Críticas AdoroCinema
3,5
Bom
7 Desejos

O bom clichê

por Rodrigo Torres

Originalidade é uma questão complexa e até controversa em se tratando de cinema. Aos que acreditam em sua existência, há um consenso sobre a dificuldade de alcançá-la. Pois 7 Desejos mostra que explorar o velho com bom humor e cinismo pode ser uma alternativa bacana para o sucesso de um projeto. Assim, o filme de John R. Leonetti (Annabelle) realiza uma homenagem involuntária (?) ao mestre recém-falecido Wes Craven, haja vista o modo sagaz com que opera os clichês do suspense teen.

Diferente da franquia Pânico, porém, 7 Desejos não propõe uma discussão metalinguística sobre o gênero e suas convenções ao fazer paródia. A ironia é usada para questionar moralmente chavões que só existem no cinema devido à sua recorrência na sociedade. O ambiente de disputa na escola, sua subdivisão entre pessoas descoladas e deslocadas, a busca por popularidade, o uso indiscriminado das redes sociais (debate atual que tem sido abordado constantemente pelo gênero): todos esses subtemas são examinados com um olhar satírico que condena a futilidade do jovem americano.

Como em seu primeiro longa-metragem, Verdade ou Consequência, Barbara Marshall retrata o microcosmo adolescente feminino baseada em arquétipos. Se, por um lado, ela demonstra empatia e conhecimento desse universo ao conceber diálogos críveis, divertidos, nos momentos de discussão entre as garotas, a roteirista é impiedosa (o que aqui é ótimo) ao tratar seus anseios materiais e a cultura da imagem como uma verdadeira maldição. Assim, toda vez que Clare (Joey King) tem um pedido atendido, algum parente ou colega morre.

Portanto, pouco importa a condição de órfã e pobre da jovem. A morte de uma pessoa terá sempre peso maior que seus problemas, normais da vida. O corajoso roteiro agrava esse questionamento ético à própria protagonista quando seus pedidos se mostram superficiais, como fazer o cara mais popular da escola se apaixonar por ela, ou preconceituosos: impedir que seu pai (Ryan Phillippe, mais canastrão do que nunca) cate lixo. Se o cinema pende a uma abordagem simpática ou condescendente do loser7 Desejos toma a contramão fazendo questão de retratar sua personagem principal como pueril e egoísta.

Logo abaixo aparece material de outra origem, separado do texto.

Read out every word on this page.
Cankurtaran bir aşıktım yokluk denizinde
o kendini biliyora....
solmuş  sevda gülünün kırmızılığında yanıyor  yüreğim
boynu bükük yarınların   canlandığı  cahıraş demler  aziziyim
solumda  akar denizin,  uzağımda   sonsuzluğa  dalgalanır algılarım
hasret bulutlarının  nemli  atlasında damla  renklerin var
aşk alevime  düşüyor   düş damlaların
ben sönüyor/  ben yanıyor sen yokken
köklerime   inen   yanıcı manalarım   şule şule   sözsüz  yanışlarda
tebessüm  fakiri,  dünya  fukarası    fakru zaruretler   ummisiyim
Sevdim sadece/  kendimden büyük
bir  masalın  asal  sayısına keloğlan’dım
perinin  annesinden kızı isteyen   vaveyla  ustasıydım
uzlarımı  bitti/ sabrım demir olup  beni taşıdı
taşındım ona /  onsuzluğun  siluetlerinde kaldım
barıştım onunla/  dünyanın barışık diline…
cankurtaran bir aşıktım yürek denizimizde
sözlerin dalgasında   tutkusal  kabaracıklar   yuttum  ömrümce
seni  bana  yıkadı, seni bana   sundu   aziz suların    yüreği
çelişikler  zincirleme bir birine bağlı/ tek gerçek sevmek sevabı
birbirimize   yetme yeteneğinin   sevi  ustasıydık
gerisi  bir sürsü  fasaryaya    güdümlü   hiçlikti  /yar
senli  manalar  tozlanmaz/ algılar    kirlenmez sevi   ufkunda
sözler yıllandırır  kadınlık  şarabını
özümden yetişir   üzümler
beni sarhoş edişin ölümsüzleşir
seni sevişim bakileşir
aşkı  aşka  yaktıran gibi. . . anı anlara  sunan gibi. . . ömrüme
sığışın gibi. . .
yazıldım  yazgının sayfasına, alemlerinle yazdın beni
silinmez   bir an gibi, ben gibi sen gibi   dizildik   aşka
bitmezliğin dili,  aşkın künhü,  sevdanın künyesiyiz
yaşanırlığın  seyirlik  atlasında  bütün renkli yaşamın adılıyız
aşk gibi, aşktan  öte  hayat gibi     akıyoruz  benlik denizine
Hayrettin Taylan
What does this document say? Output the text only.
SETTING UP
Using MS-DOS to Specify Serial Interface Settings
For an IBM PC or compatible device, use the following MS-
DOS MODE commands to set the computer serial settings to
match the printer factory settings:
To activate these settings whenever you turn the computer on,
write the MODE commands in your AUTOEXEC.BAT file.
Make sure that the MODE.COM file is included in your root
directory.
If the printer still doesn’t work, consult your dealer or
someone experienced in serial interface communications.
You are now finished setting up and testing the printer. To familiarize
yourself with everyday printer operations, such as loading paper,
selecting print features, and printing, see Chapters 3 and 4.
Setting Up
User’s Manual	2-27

Curiosamente, essa reflexão séria sobre o preço de uma vida acontece sob uma trama de suspense genérica, leve e engraçada. Em dado momento, a linda patricinha vivida por Josephine Langford começa a apodrecer — literalmente! — e seu amigo gay (este, sim, um estereótipo de gosto duvidoso), em vez de ajudar, faz cara de nojo, fotografa a situação e posta em suas redes, viralizando imediatamente. A deliciosa tragicomicidade de 7 Desejos se sustenta até um final trash maravilhoso, tão previsível que escancara a estupidez de Clare e ratifica a surpreendente ousadia do roteiro de Barbara Marshall.

John R. Leonetti também tem muito mérito na direção. 7 Desejos apresenta transições dinâmicas, travellings rigorosos e capricha na mise-en-scène de suas mortes macabras — outro clichê do subgênero teen explorado com escárnio, já que as próprias vítimas cometem erros banais que levam à sua tragédia. Uma conversa aparentemente despretensiosa sobre multiversos se torna reviravolta importante, funcional, que é referência direta ao trabalho anterior do cineasta em Efeito Borboleta 2. No clímax do filme, uma montagem caprichada acompanha duas possíveis mortes (o destino se manifesta em acidentes, como na franquia Premonição) em paralelo, provocando uma dilatação temporal que sustenta e prolonga a tensão apesar do desfecho esperado. Eis aqui um exemplo de montagem alternada eficiente, como não acontece numa produção recente infinitamente maior e dirigida por um cineasta mais cultuado: Dunkirk, do superestimado Christopher Nolan.

Ainda contemplado pelo carisma de Shannon Purser (a Barb de Stranger Things), que mais uma vez rouba a cena interpretando uma personagem comum que se destaca pela sensatez, 7 Desejos é a prova de que nenhum gênero precisa de pioneiros, tanta ambição, para manter seu vigor. Pode, em vez de criar susto fácil (gratuito, há apenas um durante o longa-metragem), se bastar como exercício de linguagem ou dialogar com outras escolas; seja fazendo uma crítica social descontraída, seja encenando um solo de sax com a cafonice de um clipe oitentista do Kenny G — o que não deixa de arrancar arrepios, além de risadas.